Herr Tiefensee hat heute in einem Interview mit der „Sächsischen Zeitung“ erklärt: „Die SPD koaliert mit der Partei, mit der sie die meisten ihrer Projekte durchsetzen kann.“ Soweit so gut und auch richtig.
Doch schon wenige Zeilen später sagt der ehemalige Leipziger OB und heutige Bundesminister (wieder Zitat): „Die SPD wird weder im Saarland noch in Thüringen oder in Sachsen einen Ministerpräsidenten der LINKEN wählen.“

Absurder geht es kaum noch, denn das heißt doch im Klartext: Entweder wir als SPD stellen den Regierungschef, dann beschließen wir gemeinsam mit der LINKEN zum Beispiel ein neues, modernes Schulgesetz, oder aber wir liegen hinter der LINKEN, dann steigen wir im Zweifel lieber weitere fünf Jahre mit der CDU ins Bett und wählen einen CDU-Ministerpräsidenten, wohl wissend, dass sich dann am schlechten sächsischen Schulgesetz nichts ändern wird.
Wenn die SPD sich hier nicht korrigiert, dann müssen wir im Wahlkampf deutlich machen, dass es den Sozialdemokraten allein um die Macht geht und sie dafür offenkundig bereit sind, fast sämtliche politische Inhalte über Bord zu werfen, denn dass die SPD vor uns landet, glaubt noch nicht mal Herr Jurk selbst.

Im Übrigen gibt es in Deutschland klare parlamentarische Regeln: Die stärkste Fraktion innerhalb einer Koalition stellt den Regierungschef.

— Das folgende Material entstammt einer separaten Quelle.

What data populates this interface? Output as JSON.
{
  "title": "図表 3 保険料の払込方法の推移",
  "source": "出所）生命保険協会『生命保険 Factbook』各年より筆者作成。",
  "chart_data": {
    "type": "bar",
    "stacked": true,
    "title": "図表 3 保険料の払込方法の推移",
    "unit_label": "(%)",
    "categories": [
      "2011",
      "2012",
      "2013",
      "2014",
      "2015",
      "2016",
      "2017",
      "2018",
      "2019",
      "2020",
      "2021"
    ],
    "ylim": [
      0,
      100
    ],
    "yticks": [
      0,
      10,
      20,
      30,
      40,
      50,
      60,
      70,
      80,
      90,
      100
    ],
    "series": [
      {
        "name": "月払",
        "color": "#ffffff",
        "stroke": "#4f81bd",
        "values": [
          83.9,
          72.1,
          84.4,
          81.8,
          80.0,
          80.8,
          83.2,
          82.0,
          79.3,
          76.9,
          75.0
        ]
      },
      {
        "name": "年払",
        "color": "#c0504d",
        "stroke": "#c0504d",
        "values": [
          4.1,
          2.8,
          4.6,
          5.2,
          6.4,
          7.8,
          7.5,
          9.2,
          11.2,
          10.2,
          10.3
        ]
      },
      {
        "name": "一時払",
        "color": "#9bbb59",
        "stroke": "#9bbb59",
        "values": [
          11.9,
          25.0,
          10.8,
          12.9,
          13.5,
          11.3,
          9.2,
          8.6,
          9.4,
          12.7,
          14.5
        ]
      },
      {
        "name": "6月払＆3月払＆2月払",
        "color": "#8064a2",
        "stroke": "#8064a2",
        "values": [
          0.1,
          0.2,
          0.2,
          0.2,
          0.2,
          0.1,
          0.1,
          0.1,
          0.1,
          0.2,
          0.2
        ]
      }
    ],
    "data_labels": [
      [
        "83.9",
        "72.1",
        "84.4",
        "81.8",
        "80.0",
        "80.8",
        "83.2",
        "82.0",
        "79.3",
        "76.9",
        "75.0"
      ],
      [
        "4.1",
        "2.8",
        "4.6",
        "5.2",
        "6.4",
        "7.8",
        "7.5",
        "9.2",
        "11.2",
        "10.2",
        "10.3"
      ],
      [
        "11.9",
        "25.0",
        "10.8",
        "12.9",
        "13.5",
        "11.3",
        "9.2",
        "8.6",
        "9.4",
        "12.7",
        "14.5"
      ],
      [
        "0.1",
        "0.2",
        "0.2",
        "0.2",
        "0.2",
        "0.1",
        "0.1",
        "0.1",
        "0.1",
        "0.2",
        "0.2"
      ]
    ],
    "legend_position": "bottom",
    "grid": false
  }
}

Wir haben das in Mecklenburg-Vorpommern und Berlin akzeptiert und gehen daher selbstverständlich davon aus, dass die Sozialdemokraten dies in Thüringen oder Sachsen im umgekehrten Fall ebenso tun.

George Bernhard Shaw hat einmal gesagt: „Demokratie ist ein Verfahren, das garantiert, dass wir nicht besser regiert werden, als wir es verdienen.“ Ich bin sicher, immer mehr Menschen in diesem Land spüren: Sachsen hat besseres verdient als Stanislaw Tillich und seine CDU!

Und ich füge hinzu: Der sicherste Weg zur Ablösung der Union ist eine starke LINKE. Packen wir es gemeinsam an!